Il “Decalogo del consumatore accorto"

Presentato la scorsa settimana a Milano, potrà essere uno strumento per consumatori e aziende che utilizzano la vendita diretta a domicilio. Obiettivo: ridurre le truffe

 

Un decalogo per evitare le truffe nelle vendite porta a porta. Lo ha redatto Avedisco, associazione che rappresenta le più importanti realtà industriali e commerciali, italiane ed estere, che utilizzano la vendita diretta a domicilio.

Nelle intenzioni di Avedisco, il decalogo offre indicazioni ai consumatori su come evitare i raggiri, e alle aziende del settore un aiuto per "riconoscere con fiducia gli incaricati che svolgono la professione con onestà e responsabilità."

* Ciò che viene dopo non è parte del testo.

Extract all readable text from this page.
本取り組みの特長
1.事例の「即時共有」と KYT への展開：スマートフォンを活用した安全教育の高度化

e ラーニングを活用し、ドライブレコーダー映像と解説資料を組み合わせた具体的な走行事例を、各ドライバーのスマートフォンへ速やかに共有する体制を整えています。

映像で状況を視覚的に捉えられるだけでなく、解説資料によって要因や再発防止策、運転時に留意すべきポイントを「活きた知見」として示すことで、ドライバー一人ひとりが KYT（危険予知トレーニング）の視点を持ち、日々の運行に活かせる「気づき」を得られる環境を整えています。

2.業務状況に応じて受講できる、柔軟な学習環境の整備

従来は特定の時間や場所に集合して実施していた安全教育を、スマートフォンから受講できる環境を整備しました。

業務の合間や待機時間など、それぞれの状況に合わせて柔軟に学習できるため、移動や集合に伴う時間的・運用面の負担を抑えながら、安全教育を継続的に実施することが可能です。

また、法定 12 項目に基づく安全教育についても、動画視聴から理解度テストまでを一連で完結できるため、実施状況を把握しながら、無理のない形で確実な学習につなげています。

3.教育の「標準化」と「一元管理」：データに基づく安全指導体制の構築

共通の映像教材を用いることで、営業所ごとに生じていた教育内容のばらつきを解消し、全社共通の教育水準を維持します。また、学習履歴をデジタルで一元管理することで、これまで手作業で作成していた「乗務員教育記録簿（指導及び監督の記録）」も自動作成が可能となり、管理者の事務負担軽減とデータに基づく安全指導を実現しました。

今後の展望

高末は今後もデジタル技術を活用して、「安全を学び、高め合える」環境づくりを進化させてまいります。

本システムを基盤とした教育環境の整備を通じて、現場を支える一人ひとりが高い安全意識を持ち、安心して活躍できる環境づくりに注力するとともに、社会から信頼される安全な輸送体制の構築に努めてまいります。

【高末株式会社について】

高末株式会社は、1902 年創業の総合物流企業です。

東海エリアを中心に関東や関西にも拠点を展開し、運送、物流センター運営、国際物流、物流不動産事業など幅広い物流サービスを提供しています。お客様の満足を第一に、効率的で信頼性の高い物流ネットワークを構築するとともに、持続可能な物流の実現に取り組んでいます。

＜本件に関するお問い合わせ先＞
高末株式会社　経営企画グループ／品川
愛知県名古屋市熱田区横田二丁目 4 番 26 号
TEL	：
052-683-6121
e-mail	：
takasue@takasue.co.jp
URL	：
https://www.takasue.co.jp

Qui sotto i punti del "Decalogo per un consumatore accorto".

 

1) Chiedere che l'incaricato alle vendite si identifichi e identifichi l'azienda per la quale collabora esibendo il tesserino di riconoscimento, rilasciato dopo comunicazione all'Autorità di Pubblica Sicurezza, che è obbligatorio per gli incaricati alle vendite a domicilio.

 

2) Esigere che l'incaricato specifichi chiaramente la ragione della visita.

 

3) Chiedere che l'incaricato illustri le caratteristiche del prodotto, le condizioni di prezzo e dell'eventuale credito, le altre condizioni di vendita, i tempi di consegna, le garanzie, il cambio, la restituzione e l'eventuale servizio assistenza.

 

4) Prima di firmare il contratto verificare l'inserimento degli adempimenti in materia di tutela della privacy.

 

5) Leggere bene ciò che si firma e, in particolare: accertarsi della clausola relativa al diritto di recesso o di ripensamento e che la stessa indichi chiaramente a chi deve essere comunicato, accertarsi che la data sia realmente quella in cui si sottoscrive l'ordine.

 

6) Sapere che il diritto di recesso è valido solo per le persone fisiche e non se si firma il contratto a nome di società.

 

7) Farsi sempre rilasciare copia dell'ordine e verificare che sia identica all'originale sottoscritto.

 

8) Non apporre firme per omaggi distribuiti a titolo gratuito.

 

9) Non apporre firme quando sono richieste per dimostrare un'avvenuta intervista o per comprovare soltanto l'avvenuta dimostrazione del prodotto.

 

10) Verificare l'assenza di clausole vessatorie, verifica già effettuata per le Imprese Associate AVEDISCO.